MOV+SHR even though you can interleave does not mean those cycles do not count.
They still get their 1/2 value. =)
So, 3 at best.
>I was wondering what the fastest inline code for an integer sgn() function
>could look like. It's defined as follows:
>
>int sgn(int a)
>{
> if (!a) {
> return (0);
> } else if (a < 0) {
> return (-1);
> } else {
> return (1);
> }
>}
>
>The inline assembly code for this receives the argument in EAX, and should
>use only EDX and ECX. It should preserve EAX if possible. This is not for a
>specific x86 processor, but assume it should be "optimal" for an
out-of-order
>processor (i.e. one doesn't have to pay attention to instruction pairing
and
>AGIs). CMOVs are acceptable, but would limit the code to P6 and compatible
>machines of course.
>
>...
CDQ // -1 0 0
EAX NEG // set CF if EAX <> 0
EDX EDX ADC // -1 0 1
Sorry! EAX is not preserved.
Charles Liu
[snip]
>The best code I have so far is based on generating a 1 for positive
numbers,
>a -1 for negative numbers, and then conditionally zeroing the result if the
>input was 0. I tried many other approaches, like conditionally incrementing
>and decrementing, using multiple CMOVs, etc.
[snip]
> ; eax = input a (with CMOV)
>
> xor ecx, ecx ; 0
> cdq ; a < 0 ? -1 : 0
> cmp eax, 1 ; |a| < 1 ? CY : NC
> lea edx, [edx*2+1] ; a < 0 ? -1 : 1
> cmovc edx, ecx ; sgn(a) = |a| < 1 ? 0 : (a < 0 ? -1 : 1)

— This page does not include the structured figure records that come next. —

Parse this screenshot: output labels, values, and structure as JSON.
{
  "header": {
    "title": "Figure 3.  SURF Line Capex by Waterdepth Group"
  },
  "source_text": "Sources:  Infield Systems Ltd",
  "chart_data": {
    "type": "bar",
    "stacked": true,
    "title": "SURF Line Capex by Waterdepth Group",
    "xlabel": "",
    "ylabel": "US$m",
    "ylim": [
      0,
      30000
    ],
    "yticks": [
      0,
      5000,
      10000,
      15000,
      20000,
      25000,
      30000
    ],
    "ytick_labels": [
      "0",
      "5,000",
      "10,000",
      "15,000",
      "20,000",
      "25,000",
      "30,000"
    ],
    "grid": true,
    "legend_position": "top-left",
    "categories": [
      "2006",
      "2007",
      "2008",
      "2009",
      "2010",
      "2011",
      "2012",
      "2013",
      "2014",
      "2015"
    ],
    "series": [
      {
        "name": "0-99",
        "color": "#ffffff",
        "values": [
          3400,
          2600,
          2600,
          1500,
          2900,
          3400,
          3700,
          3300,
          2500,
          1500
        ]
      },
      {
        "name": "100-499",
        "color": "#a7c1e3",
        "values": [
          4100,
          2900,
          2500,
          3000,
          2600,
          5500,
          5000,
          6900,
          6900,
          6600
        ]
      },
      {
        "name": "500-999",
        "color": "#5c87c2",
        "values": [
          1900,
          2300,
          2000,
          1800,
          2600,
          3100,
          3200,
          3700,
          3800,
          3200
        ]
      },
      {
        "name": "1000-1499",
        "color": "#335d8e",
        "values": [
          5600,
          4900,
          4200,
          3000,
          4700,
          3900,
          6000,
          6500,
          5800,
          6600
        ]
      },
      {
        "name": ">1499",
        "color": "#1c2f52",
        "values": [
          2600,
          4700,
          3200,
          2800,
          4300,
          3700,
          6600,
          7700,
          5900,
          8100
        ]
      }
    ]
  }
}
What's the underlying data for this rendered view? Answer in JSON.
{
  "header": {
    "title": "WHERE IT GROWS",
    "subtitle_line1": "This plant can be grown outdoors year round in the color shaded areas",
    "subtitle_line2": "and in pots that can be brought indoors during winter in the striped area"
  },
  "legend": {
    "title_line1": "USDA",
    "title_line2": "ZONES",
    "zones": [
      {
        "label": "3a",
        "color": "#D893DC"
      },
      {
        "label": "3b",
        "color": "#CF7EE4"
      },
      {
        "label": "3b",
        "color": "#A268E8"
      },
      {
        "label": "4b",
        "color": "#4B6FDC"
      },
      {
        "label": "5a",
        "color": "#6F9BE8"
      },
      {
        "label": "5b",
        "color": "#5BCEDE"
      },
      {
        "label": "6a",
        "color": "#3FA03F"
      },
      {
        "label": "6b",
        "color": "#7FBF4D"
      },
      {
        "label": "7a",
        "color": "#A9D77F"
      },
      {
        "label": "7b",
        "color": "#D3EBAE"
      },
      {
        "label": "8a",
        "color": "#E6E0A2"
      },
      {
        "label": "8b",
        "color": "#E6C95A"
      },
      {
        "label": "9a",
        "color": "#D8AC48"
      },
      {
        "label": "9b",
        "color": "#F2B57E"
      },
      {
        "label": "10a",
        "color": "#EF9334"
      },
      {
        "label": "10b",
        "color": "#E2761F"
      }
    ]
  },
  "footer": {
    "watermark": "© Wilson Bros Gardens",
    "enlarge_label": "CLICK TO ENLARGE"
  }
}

I'm want to try this code but my assembler (BASM in Delphi) doesn't
recognize the cmovc instruction. I need to know the encoding of
cmovc edx, ecx
so that I can manually insert it with db's (or a dd). I think it is
something like 0x0f4187d2, but this doesn't work. (I have a Pentium II so
the cmov instruction is available)
Thanks,
Roelof
------
remove the obvious from my reply address...
There is one other possible idea, by going back to the definition:
First return 0 or -1 depending upon zero/nonzero input:
cmp eax,1
sbb ebx,ebx
At the same time, check for negative input:
mov edx,eax
sar edx,31
If the input was non-zero but not negative, return +1 instead of -1:
xor edx,ebx
sub edx,ebx
It's obvious that this version will have the same best-case latency of 4
cycles on a PII, and it will be a cycle slower on a Pentium, so the
4-instruction version is better.
Don't worry, I found it; it's 0x0f42d1.
Well, I do have to agree with you on that for now. I suppose there's pipelining
capabilities, etc. CDQ may, in the future, become pipelineable and at 1 clock.
And since Michael Abrash seems to know you, there's no point in arguing any
furthur. ;)
Yeah, it is perfectly conceivable that CDQ will become a regular Px
micro-ops.
>
> And since Michael Abrash seems to know you, there's no point in arguing any
> furthur. ;)
I've known Mike for more than 10 years, but that's absolutely no reason
to not test stuff yourself. I have absolutely no monopoly on good ideas.